Ege sahillerinde mini bir keşif yapayım dedim. Bodrum’cularla, Çeşme’ciler arasında ki rekabete tarafsız bir gözle bakmak istedim. Önce Çeşme turuna çıktım; otelcilerle, yerel yöneticilerle, esnafla konuştum, sokaklarda turladım, plajlarda gözlem yaptım. Genelde Ramazan’ın ilk haftası işlerin yavaşladığını söyleseler de % 75 oranında doluydular. Onların derdi kuru kalabalıktı. Geçen senelerdeki kaliteli yerli turistin yavaş yavaş kuru kalabalıktan sıkılıp Çeşme’den vazgeçiyor olmalarına üzülüyorlardı.
Sonra sıra Bodrum’a geldi. Henüz kimse ile konuşmama gerek kalmadan şehirdeki boşluk beni ürküttü. Sanki Bodrum’a bomba düşmüştü, in cin top atıyordu! Yaz, kış tıklım tıklım dolu olan Küçük İstanbul Bodrum boştu. Bir zamanların en havalısı olan Türkbükü’nde esnaf sokakta çift kale maç yapıyordu. Anlaşılan ramazan nedeniyle mahalle baskısına dayanamayan İstanbullu tatilini evinde ya da Ege Denizi’nin diğer yakası Yunan kıyılarında geçirmeyi tercih etmişti. Çeşme’yi tercih edenler şanslıydı inançlara ve inançsızlara saygılı İzmir insanı herkesi özgür bıraktığından inananda inanmayanda Çeşme da tatilini rahatça yapabiliyordu. Bodrum niye böyle olmuştu, neden boştu? İçimize dert olmuştu. Hürriyet Ege’nin güzel köşe yazarı Bahar Akıncı ile kendimizi Bodrum analizi yaparken bulduk. ‘Mahalle baskısı’ vardı. Ramazan da Bodrum, bildiğimiz Bodrum değildi.

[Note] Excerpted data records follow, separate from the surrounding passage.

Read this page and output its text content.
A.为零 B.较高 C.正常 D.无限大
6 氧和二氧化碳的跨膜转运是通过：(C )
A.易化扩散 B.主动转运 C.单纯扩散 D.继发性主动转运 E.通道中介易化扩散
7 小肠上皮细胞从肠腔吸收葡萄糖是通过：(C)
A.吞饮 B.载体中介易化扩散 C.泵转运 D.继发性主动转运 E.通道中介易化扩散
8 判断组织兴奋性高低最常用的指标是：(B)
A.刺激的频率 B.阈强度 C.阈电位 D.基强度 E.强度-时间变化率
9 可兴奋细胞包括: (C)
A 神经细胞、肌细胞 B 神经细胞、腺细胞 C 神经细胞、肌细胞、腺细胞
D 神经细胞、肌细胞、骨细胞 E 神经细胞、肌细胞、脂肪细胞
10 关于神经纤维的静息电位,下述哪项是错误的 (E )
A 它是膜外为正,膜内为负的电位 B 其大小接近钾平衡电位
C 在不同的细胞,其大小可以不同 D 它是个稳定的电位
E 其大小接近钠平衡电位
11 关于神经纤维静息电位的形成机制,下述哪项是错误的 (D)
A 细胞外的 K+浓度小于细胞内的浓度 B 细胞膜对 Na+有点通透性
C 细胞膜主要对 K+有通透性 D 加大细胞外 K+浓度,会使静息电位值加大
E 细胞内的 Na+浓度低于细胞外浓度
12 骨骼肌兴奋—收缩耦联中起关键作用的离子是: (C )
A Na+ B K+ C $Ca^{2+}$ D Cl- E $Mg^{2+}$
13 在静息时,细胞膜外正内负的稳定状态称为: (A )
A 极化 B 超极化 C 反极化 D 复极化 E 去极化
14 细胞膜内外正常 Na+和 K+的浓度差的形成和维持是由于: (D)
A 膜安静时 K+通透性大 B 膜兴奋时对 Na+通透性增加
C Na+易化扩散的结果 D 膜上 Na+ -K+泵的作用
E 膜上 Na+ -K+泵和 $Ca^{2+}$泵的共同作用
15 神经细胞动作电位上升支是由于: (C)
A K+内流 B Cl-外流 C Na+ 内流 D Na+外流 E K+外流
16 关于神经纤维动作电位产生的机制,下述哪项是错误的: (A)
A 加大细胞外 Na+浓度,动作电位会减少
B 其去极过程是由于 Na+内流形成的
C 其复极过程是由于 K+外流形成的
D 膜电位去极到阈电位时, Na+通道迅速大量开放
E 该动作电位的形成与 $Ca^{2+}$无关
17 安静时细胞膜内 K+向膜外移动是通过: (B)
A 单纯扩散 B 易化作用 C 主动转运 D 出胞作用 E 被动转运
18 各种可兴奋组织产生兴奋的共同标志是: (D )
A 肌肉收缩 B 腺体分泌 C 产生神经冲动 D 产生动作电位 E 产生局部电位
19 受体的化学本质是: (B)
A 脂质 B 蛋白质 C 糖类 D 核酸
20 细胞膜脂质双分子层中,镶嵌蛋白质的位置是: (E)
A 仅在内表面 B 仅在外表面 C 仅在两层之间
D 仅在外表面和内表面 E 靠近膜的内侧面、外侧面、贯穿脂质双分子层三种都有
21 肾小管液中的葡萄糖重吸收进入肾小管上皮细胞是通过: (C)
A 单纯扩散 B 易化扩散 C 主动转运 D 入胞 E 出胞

Kendine özgü Bodrum evleri, bu evlerden bozma pansiyonları ile isim yapan Bodrum artık devlerin şehri olmuştu. Butik otellerin yerini bol yıldızlı oteller alıyordu. Gereğinden fazla otel yatırımı yapılmıştı. Rahatına düşkün, alışkanlıklarından vazgeçmeyen İstanbullular sevimli salaş balıkçıların, yerel restoranların yerine restoran zincirlerini tercih eder olmuşlardı. Koca koca AVM’ler açılmıştı. Manavı, şarküterisi, bakkalı, kahvesi, butiği yok olmuştu. Bodrum otantikliğini kaybetmiş, şirin Ege kasabası havasından çıkıp küçük İstanbul olmuştu. Şimdi de bu halinden sıkılıyorlardı.

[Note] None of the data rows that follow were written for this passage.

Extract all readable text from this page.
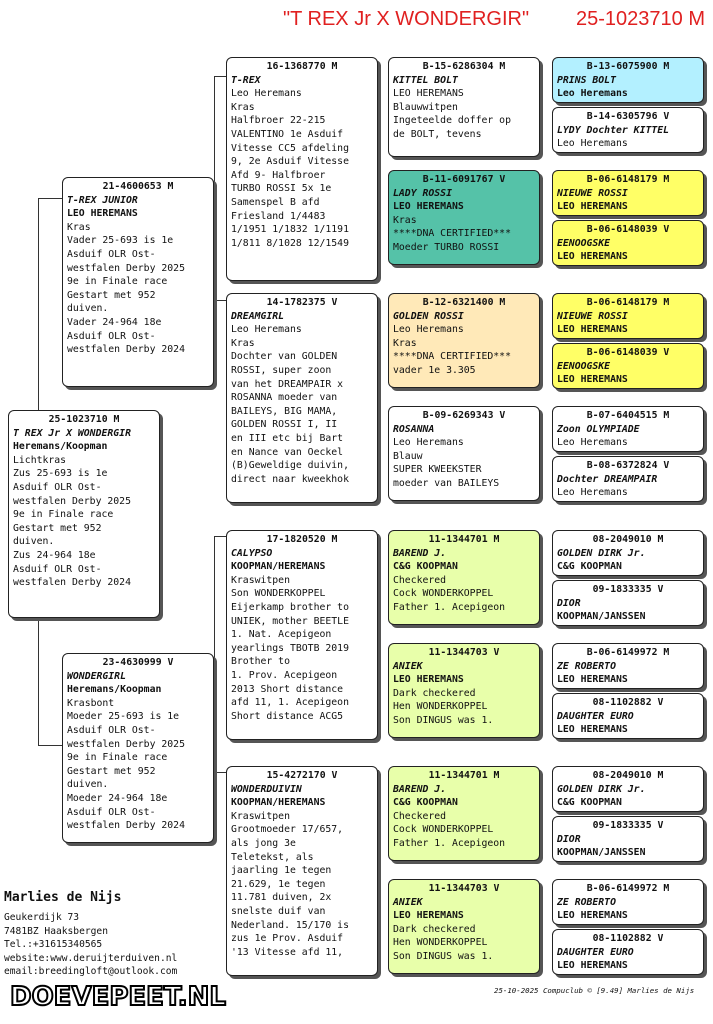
"T REX Jr X WONDERGIR" 25-1023710 M
25-1023710 M
T REX Jr X WONDERGIR
Heremans/Koopman
Lichtkras
Zus 25-693 is 1e
Asduif OLR Ost-
westfalen Derby 2025
9e in Finale race
Gestart met 952
duiven.
Zus 24-964 18e
Asduif OLR Ost-
westfalen Derby 2024
21-4600653 M
T-REX JUNIOR
LEO HEREMANS
Kras
Vader 25-693 is 1e
Asduif OLR Ost-
westfalen Derby 2025
9e in Finale race
Gestart met 952
duiven.
Vader 24-964 18e
Asduif OLR Ost-
westfalen Derby 2024
23-4630999 V
WONDERGIRL
Heremans/Koopman
Krasbont
Moeder 25-693 is 1e
Asduif OLR Ost-
westfalen Derby 2025
9e in Finale race
Gestart met 952
duiven.
Moeder 24-964 18e
Asduif OLR Ost-
westfalen Derby 2024
16-1368770 M
T-REX
Leo Heremans
Kras
Halfbroer 22-215
VALENTINO 1e Asduif
Vitesse CC5 afdeling
9, 2e Asduif Vitesse
Afd 9- Halfbroer
TURBO ROSSI 5x 1e
Samenspel B afd
Friesland 1/4483
1/1951 1/1832 1/1191
1/811 8/1028 12/1549
14-1782375 V
DREAMGIRL
Leo Heremans
Kras
Dochter van GOLDEN
ROSSI, super zoon
van het DREAMPAIR x
ROSANNA moeder van
BAILEYS, BIG MAMA,
GOLDEN ROSSI I, II
en III etc bij Bart
en Nance van Oeckel
(B)Geweldige duivin,
direct naar kweekhok
17-1820520 M
CALYPSO
KOOPMAN/HEREMANS
Kraswitpen
Son WONDERKOPPEL
Eijerkamp brother to
UNIEK, mother BEETLE
1. Nat. Acepigeon
yearlings TBOTB 2019
Brother to
1. Prov. Acepigeon
2013 Short distance
afd 11, 1. Acepigeon
Short distance ACG5
15-4272170 V
WONDERDUIVIN
KOOPMAN/HEREMANS
Kraswitpen
Grootmoeder 17/657,
als jong 3e
Teletekst, als
jaarling 1e tegen
21.629, 1e tegen
11.781 duiven, 2x
snelste duif van
Nederland. 15/170 is
zus 1e Prov. Asduif
'13 Vitesse afd 11,
B-15-6286304 M
KITTEL BOLT
LEO HEREMANS
Blauwwitpen
Ingeteelde doffer op
de BOLT, tevens
B-11-6091767 V
LADY ROSSI
LEO HEREMANS
Kras
****DNA CERTIFIED***
Moeder TURBO ROSSI
B-12-6321400 M
GOLDEN ROSSI
Leo Heremans
Kras
****DNA CERTIFIED***
vader 1e 3.305
B-09-6269343 V
ROSANNA
Leo Heremans
Blauw
SUPER KWEEKSTER
moeder van BAILEYS
11-1344701 M
BAREND J.
C&G KOOPMAN
Checkered
Cock WONDERKOPPEL
Father 1. Acepigeon
11-1344703 V
ANIEK
LEO HEREMANS
Dark checkered
Hen WONDERKOPPEL
Son DINGUS was 1.
11-1344701 M
BAREND J.
C&G KOOPMAN
Checkered
Cock WONDERKOPPEL
Father 1. Acepigeon
11-1344703 V
ANIEK
LEO HEREMANS
Dark checkered
Hen WONDERKOPPEL
Son DINGUS was 1.
B-13-6075900 M
PRINS BOLT
Leo Heremans
B-14-6305796 V
LYDY Dochter KITTEL
Leo Heremans
B-06-6148179 M
NIEUWE ROSSI
LEO HEREMANS
B-06-6148039 V
EENOOGSKE
LEO HEREMANS
B-06-6148179 M
NIEUWE ROSSI
LEO HEREMANS
B-06-6148039 V
EENOOGSKE
LEO HEREMANS
B-07-6404515 M
Zoon OLYMPIADE
Leo Heremans
B-08-6372824 V
Dochter DREAMPAIR
Leo Heremans
08-2049010 M
GOLDEN DIRK Jr.
C&G KOOPMAN
09-1833335 V
DIOR
KOOPMAN/JANSSEN
B-06-6149972 M
ZE ROBERTO
LEO HEREMANS
08-1102882 V
DAUGHTER EURO
LEO HEREMANS
08-2049010 M
GOLDEN DIRK Jr.
C&G KOOPMAN
09-1833335 V
DIOR
KOOPMAN/JANSSEN
B-06-6149972 M
ZE ROBERTO
LEO HEREMANS
08-1102882 V
DAUGHTER EURO
LEO HEREMANS
Marlies de Nijs
Geukerdijk 73
7481BZ Haaksbergen
Tel.:+31615340565
website:www.deruijterduiven.nl
email:breedingloft@outlook.com
DOEVEPEET.NL	25-10-2025 Compuclub © [9.49] Marlies de Nijs
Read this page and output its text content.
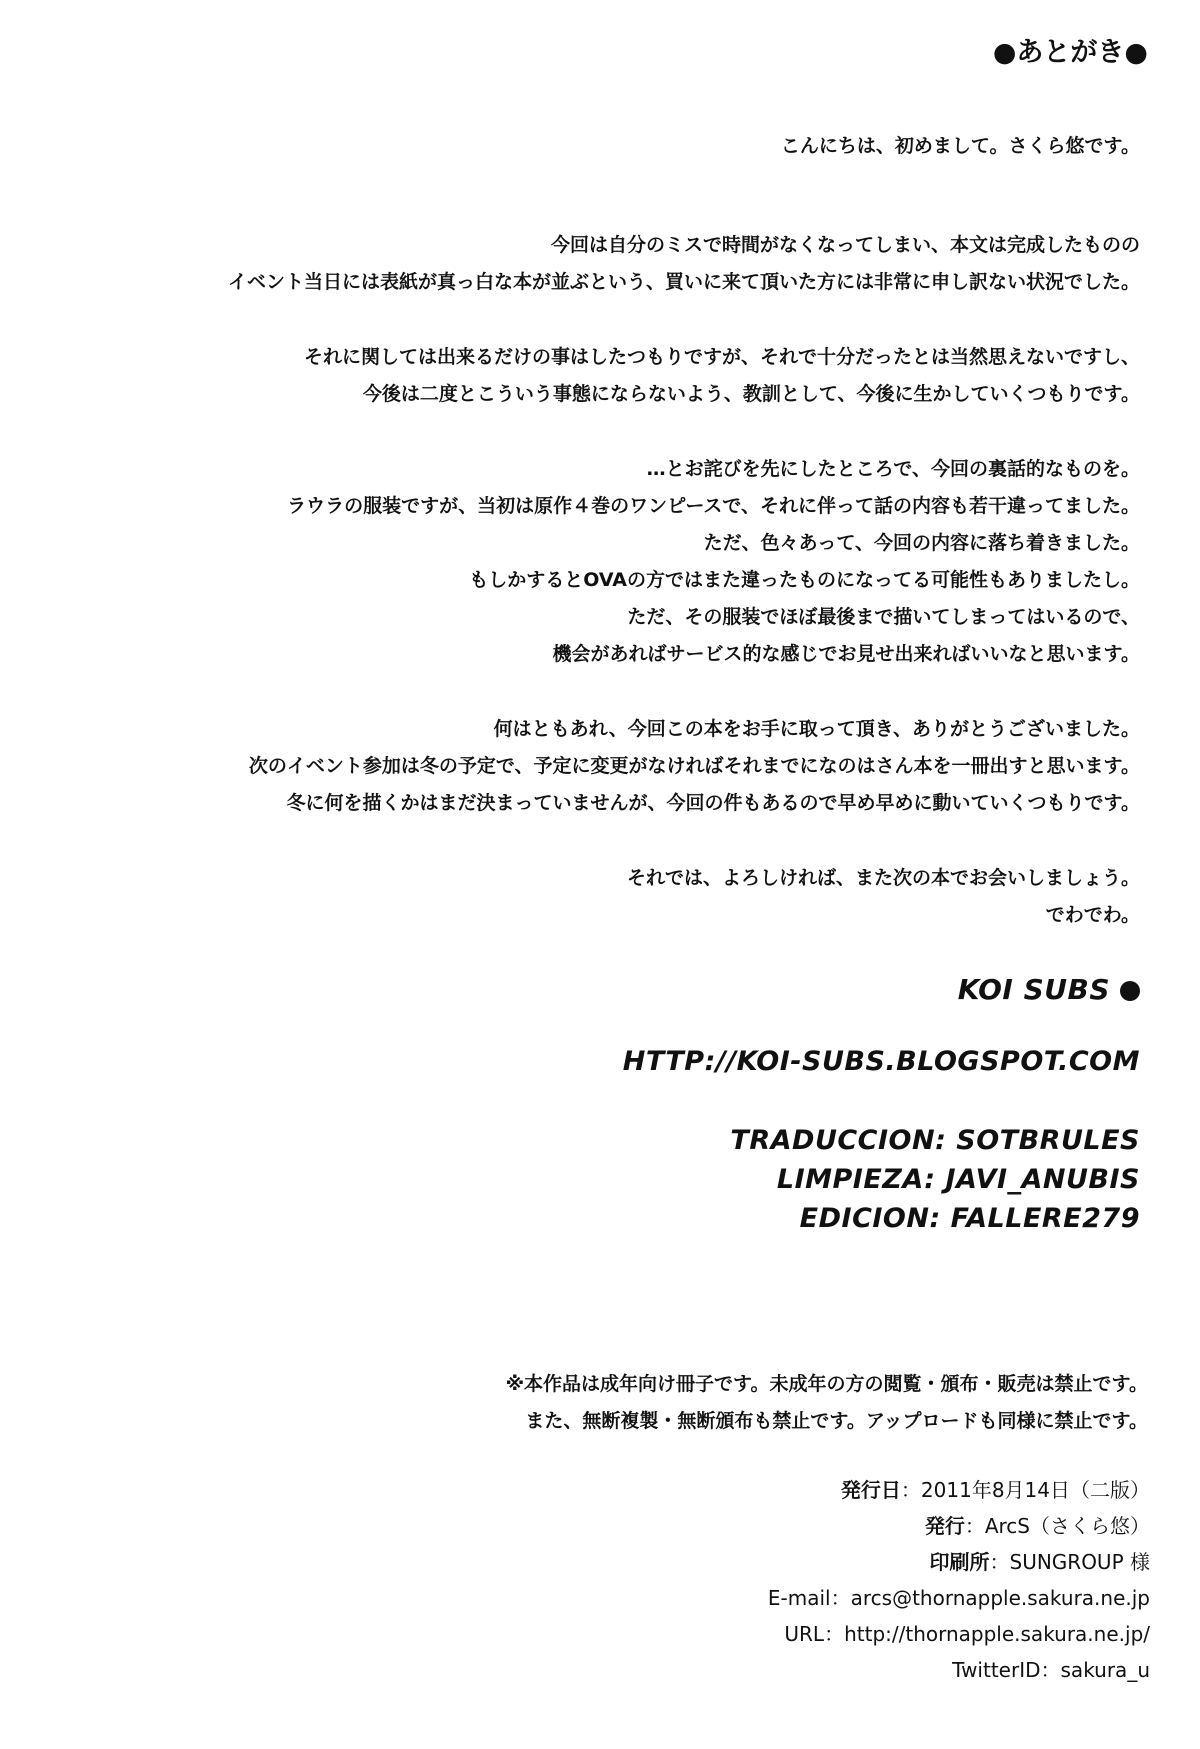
●あとがき●
こんにちは、初めまして。さくら悠です。
今回は自分のミスで時間がなくなってしまい、本文は完成したものの
イベント当日には表紙が真っ白な本が並ぶという、買いに来て頂いた方には非常に申し訳ない状況でした。
それに関しては出来るだけの事はしたつもりですが、それで十分だったとは当然思えないですし、
今後は二度とこういう事態にならないよう、教訓として、今後に生かしていくつもりです。
…とお詫びを先にしたところで、今回の裏話的なものを。
ラウラの服装ですが、当初は原作４巻のワンピースで、それに伴って話の内容も若干違ってました。
ただ、色々あって、今回の内容に落ち着きました。
もしかするとOVAの方ではまた違ったものになってる可能性もありましたし。
ただ、その服装でほぼ最後まで描いてしまってはいるので、
機会があればサービス的な感じでお見せ出来ればいいなと思います。
何はともあれ、今回この本をお手に取って頂き、ありがとうございました。
次のイベント参加は冬の予定で、予定に変更がなければそれまでになのはさん本を一冊出すと思います。
冬に何を描くかはまだ決まっていませんが、今回の件もあるので早め早めに動いていくつもりです。
それでは、よろしければ、また次の本でお会いしましょう。
でわでわ。
KOI SUBS
HTTP://KOI-SUBS.BLOGSPOT.COM
TRADUCCION: SOTBRULES
LIMPIEZA: JAVI_ANUBIS
EDICION: FALLERE279
※本作品は成年向け冊子です。未成年の方の閲覧・頒布・販売は禁止です。
また、無断複製・無断頒布も禁止です。アップロードも同様に禁止です。
発行日：2011年8月14日（二版）
発行：ArcS（さくら悠）
印刷所：SUNGROUP 様
E-mail：arcs@thornapple.sakura.ne.jp
URL：http://thornapple.sakura.ne.jp/
TwitterID：sakura_u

Anlaya-cağınız Bodrum’un sadece adı kalmış, Çeşme’nin de tadı kaçmak üzere. Çekirge sürüsü gibi geldiği yeri tüketip giden insanımızın yeni destinasyonu neresi olacak merak ediyorum. Önümüzdeki 3 yılda işin rengi belli olmaya başlar. Belki de Bodrumlu, Çeşmeli kendini toplarda modaları geçmez diye ümit ediyorum. Her şey bu kadar iç karartıcı mı derseniz henüz iş işten geçmiş değil. Bodrum da Türkbükü’nü bitirmişler ama şimdi Yalıkavak ve Gümüşlük yeni yükselen trendleri. Umarım akıllanmışlardır, bu cenneti de kendi cehennemlerine çevirmezler. Çeşme henüz yolun başında, hızlı önlemlerle yakaladığı ivmeyi ebedileştirebilir.

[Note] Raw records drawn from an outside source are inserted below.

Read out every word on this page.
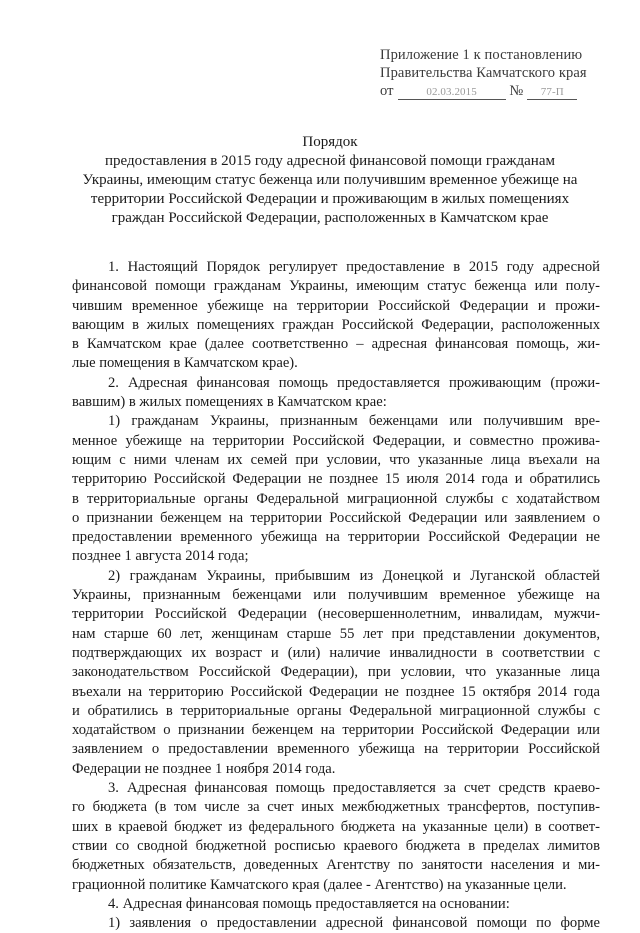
Приложение 1 к постановлению
Правительства Камчатского края
от	02.03.2015 № 77-П
Порядок
предоставления в 2015 году адресной финансовой помощи гражданам
Украины, имеющим статус беженца или получившим временное убежище на
территории Российской Федерации и проживающим в жилых помещениях
граждан Российской Федерации, расположенных в Камчатском крае
1. Настоящий Порядок регулирует предоставление в 2015 году адресной
финансовой помощи гражданам Украины, имеющим статус беженца или полу-
чившим временное убежище на территории Российской Федерации и прожи-
вающим в жилых помещениях граждан Российской Федерации, расположенных
в Камчатском крае (далее соответственно – адресная финансовая помощь, жи-
лые помещения в Камчатском крае).
2. Адресная финансовая помощь предоставляется проживающим (прожи-
вавшим) в жилых помещениях в Камчатском крае:
1) гражданам Украины, признанным беженцами или получившим вре-
менное убежище на территории Российской Федерации, и совместно прожива-
ющим с ними членам их семей при условии, что указанные лица въехали на
территорию Российской Федерации не позднее 15 июля 2014 года и обратились
в территориальные органы Федеральной миграционной службы с ходатайством
о признании беженцем на территории Российской Федерации или заявлением о
предоставлении временного убежища на территории Российской Федерации не
позднее 1 августа 2014 года;
2) гражданам Украины, прибывшим из Донецкой и Луганской областей
Украины, признанным беженцами или получившим временное убежище на
территории Российской Федерации (несовершеннолетним, инвалидам, мужчи-
нам старше 60 лет, женщинам старше 55 лет при представлении документов,
подтверждающих их возраст и (или) наличие инвалидности в соответствии с
законодательством Российской Федерации), при условии, что указанные лица
въехали на территорию Российской Федерации не позднее 15 октября 2014 года
и обратились в территориальные органы Федеральной миграционной службы с
ходатайством о признании беженцем на территории Российской Федерации или
заявлением о предоставлении временного убежища на территории Российской
Федерации не позднее 1 ноября 2014 года.
3. Адресная финансовая помощь предоставляется за счет средств краево-
го бюджета (в том числе за счет иных межбюджетных трансфертов, поступив-
ших в краевой бюджет из федерального бюджета на указанные цели) в соответ-
ствии со сводной бюджетной росписью краевого бюджета в пределах лимитов
бюджетных обязательств, доведенных Агентству по занятости населения и ми-
грационной политике Камчатского края (далее - Агентство) на указанные цели.
4. Адресная финансовая помощь предоставляется на основании:
1) заявления о предоставлении адресной финансовой помощи по форме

Kadınların itici özellikleri
Twitter da “kadınların İtici özellikleri” TT olmuş. Hepsine şahsen bende katılıyorum. Anlayamadığım şeylerden biri ise bu özelliklerinden dert yanan sözde seçici erkeklerin hayatlarında bu tip kadıların oluşu! Sokakta sigara içmeleri / Bebek gibi konuşmaya çalışmaları / Abartılmış makyaj / Küfür etmesi / Şeffaf sütyen askısı / Etekli mayo / Kısa bacaklara uzun çizme giymeleri / Tüy problemi, bıyıklı kadınlar / Yarısı çıkmış ojeler / Bakımsız el ve ayaklar / Sürekli trip
Bu haftanın karnesi
Sınıfta Kalanlar
Tarihin en kalabalık sporcu sayısı ile gittiğimiz olimpiyat oyunlarında ilk 6 günde ne yazık ki hüsrana uğradık. Halterde bile son 24 yıldır ilk defa sıfır çektik. Olimpiyatlarda neden başarısız oluyoruz? Sporcular kadar, spora yatırım yapmayan, sporcuya destek olmayan devlet büyükleri de suçlu değil mi?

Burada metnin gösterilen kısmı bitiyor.